C’est dû à 2 phénomènes. La surface terrestre se réchauffe davantage que les surfaces océaniques car les océans absorbent l’énergie de l’atmosphère. La 2e raison concerne surtout l’hémisphère nord, où la surface neigeuse se réduit. Or la neige réfléchit le rayonnement.

On ne peut donc pas dire que la Suisse est un mauvais élève ?
Ça n’a rien à voir avec ses émissions de CO2, son problème est géographique.

La Suisse s’est engagée, en signant les accords de Paris, à la neutralité carbone en 2050. On est sur la bonne voie ?
Le tournant s’opère mais on ne va pas du tout assez vite, c’est dramatique ! La Suisse ne fait pas ce qu’elle s’est engagée à faire.

Quoi concrètement ?
Ces dernières années, la Suisse s’est surtout attachée à contourner ses engagements à travers l’achat de certificats CO2 à l’étranger pour compenser ses émissions.

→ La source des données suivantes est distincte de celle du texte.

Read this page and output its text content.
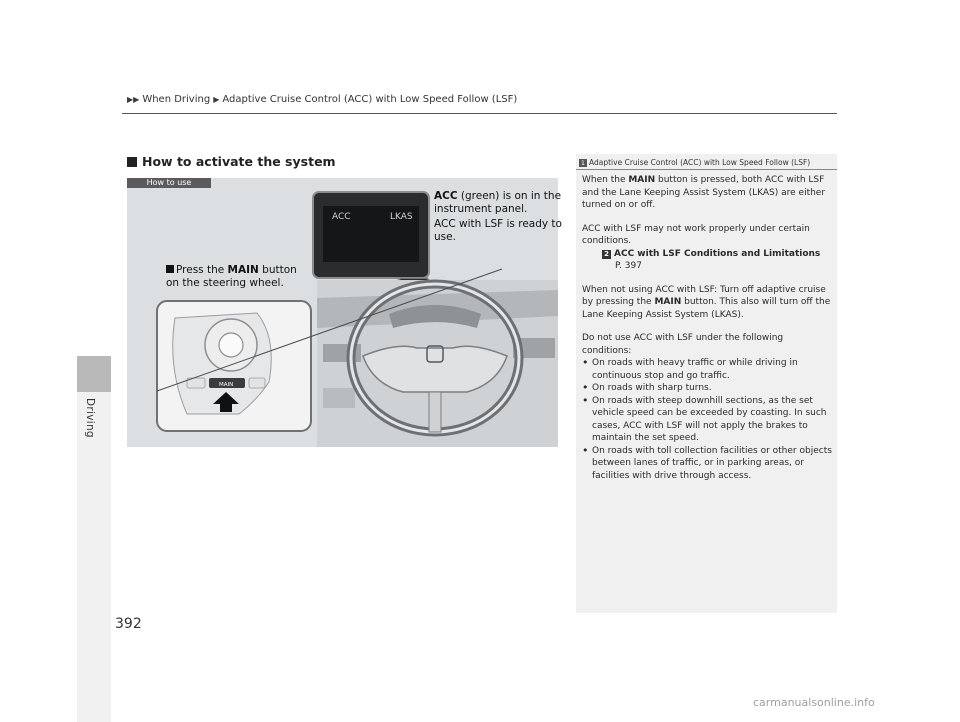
▶▶ When Driving ▶ Adaptive Cruise Control (ACC) with Low Speed Follow (LSF)
Driving
392
How to activate the system
How to use
ACC	LKAS
MAIN

ACC (green) is on in the instrument panel.

ACC with LSF is ready to use.

Press the MAIN button on the steering wheel.
1 Adaptive Cruise Control (ACC) with Low Speed Follow (LSF)

When the MAIN button is pressed, both ACC with LSF and the Lane Keeping Assist System (LKAS) are either turned on or off.

ACC with LSF may not work properly under certain conditions.

2 ACC with LSF Conditions and Limitations
P. 397

When not using ACC with LSF: Turn off adaptive cruise by pressing the MAIN button. This also will turn off the Lane Keeping Assist System (LKAS).

Do not use ACC with LSF under the following conditions:

• On roads with heavy traffic or while driving in continuous stop and go traffic.
• On roads with sharp turns.
• On roads with steep downhill sections, as the set vehicle speed can be exceeded by coasting. In such cases, ACC with LSF will not apply the brakes to maintain the set speed.
• On roads with toll collection facilities or other objects between lanes of traffic, or in parking areas, or facilities with drive through access.
carmanualsonline.info
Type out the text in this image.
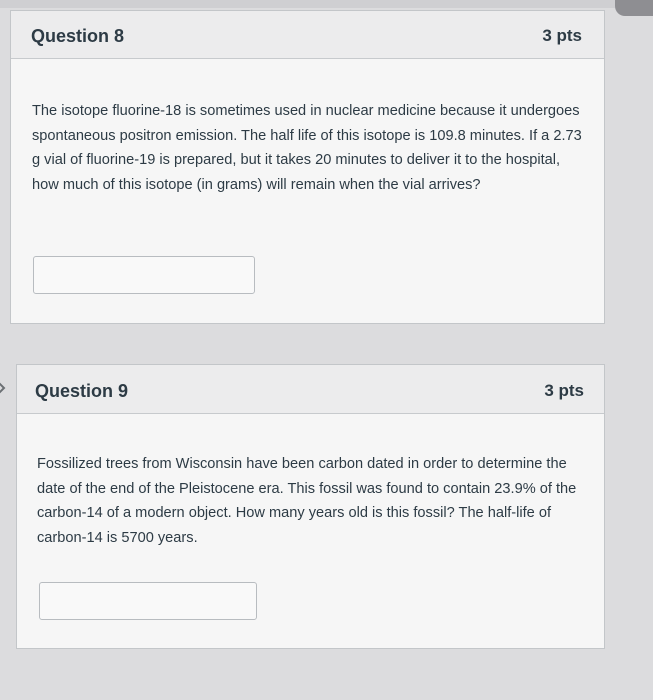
Question 8	3 pts
The isotope fluorine-18 is sometimes used in nuclear medicine because it undergoes spontaneous positron emission. The half life of this isotope is 109.8 minutes. If a 2.73 g vial of fluorine-19 is prepared, but it takes 20 minutes to deliver it to the hospital, how much of this isotope (in grams) will remain when the vial arrives?
Question 9	3 pts
Fossilized trees from Wisconsin have been carbon dated in order to determine the date of the end of the Pleistocene era. This fossil was found to contain 23.9% of the carbon-14 of a modern object. How many years old is this fossil? The half-life of carbon-14 is 5700 years.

Des droits de polluer en quelque sorte ?
Cette notion de compensation ne fait pas de sens. Tout ce qu’on émet en utilisant des énergies fossiles se retrouve dans l’atmosphère. Ce qu’il faut absolument, c’est arrêter de consommer du pétrole, du gaz, du charbon. Regardez les vols en avion, les Suisses sont champions du monde ! On ne peut pas continuer à subventionner le transport aérien – il n’y a toujours pas d’impôt sur le kérozène – au point que les gens prennent l’avion parce que c’est moins cher que le train.

Il y a selon vous un manque de volonté politique ?
Bien sûr. Le lobby du pétrole est extrêmement influent. Il est présent partout, et au Conseil fédéral en la personne d’Albert Rösti. C’est l’ancien président de Swissoil et du lobby automobile qui est aujourd’hui responsable des transports et de l’environnement ! Le regard de l’Histoire sera très sévère avec cette nomination.

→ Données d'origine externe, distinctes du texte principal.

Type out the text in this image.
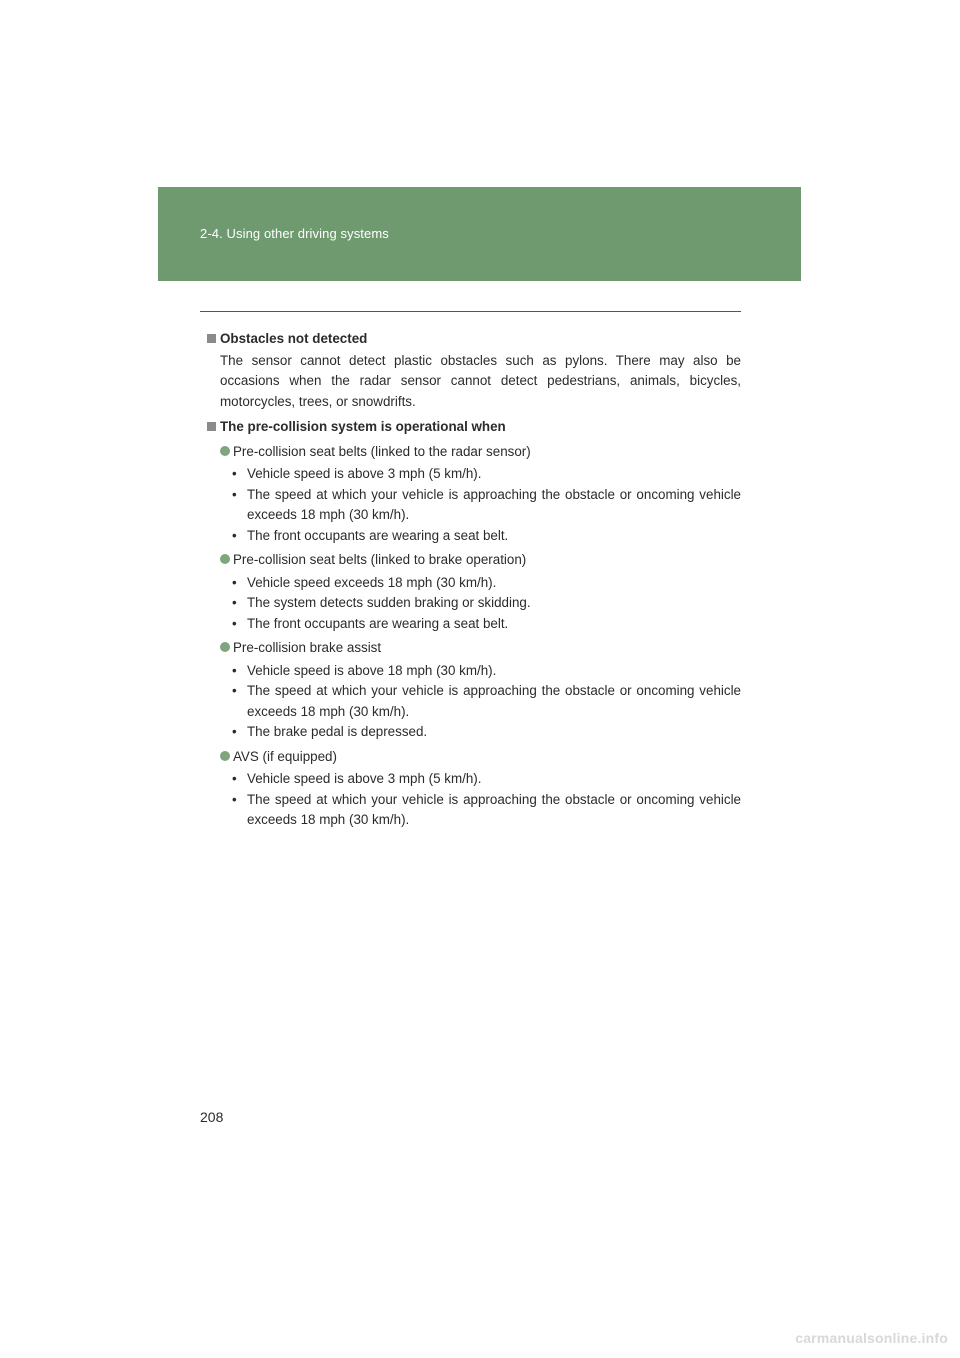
2-4. Using other driving systems
Obstacles not detected

The sensor cannot detect plastic obstacles such as pylons. There may also be occasions when the radar sensor cannot detect pedestrians, animals, bicycles, motorcycles, trees, or snowdrifts.

The pre-collision system is operational when
Pre-collision seat belts (linked to the radar sensor)
• Vehicle speed is above 3 mph (5 km/h).
• The speed at which your vehicle is approaching the obstacle or oncoming vehicle exceeds 18 mph (30 km/h).
• The front occupants are wearing a seat belt.
Pre-collision seat belts (linked to brake operation)
• Vehicle speed exceeds 18 mph (30 km/h).
• The system detects sudden braking or skidding.
• The front occupants are wearing a seat belt.
Pre-collision brake assist
• Vehicle speed is above 18 mph (30 km/h).
• The speed at which your vehicle is approaching the obstacle or oncoming vehicle exceeds 18 mph (30 km/h).
• The brake pedal is depressed.
AVS (if equipped)
• Vehicle speed is above 3 mph (5 km/h).
• The speed at which your vehicle is approaching the obstacle or oncoming vehicle exceeds 18 mph (30 km/h).
208
carmanualsonline.info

Les scientifiques ne sont pas assez écoutés par les politiques ?
Les lobbies du pétrole peuvent investir des milliards pour influencer les votes alors que les scientifiques communiquent sur leur temps libre. On nous a fait croire que l’on pouvait continuer à produire des voitures thermiques. Je suis particulièrement fâchée de voir que l’Europe s’est enferrée dans cette voie et qu’on a pris du retard au moment où la Chine avançait avec les véhicules électriques.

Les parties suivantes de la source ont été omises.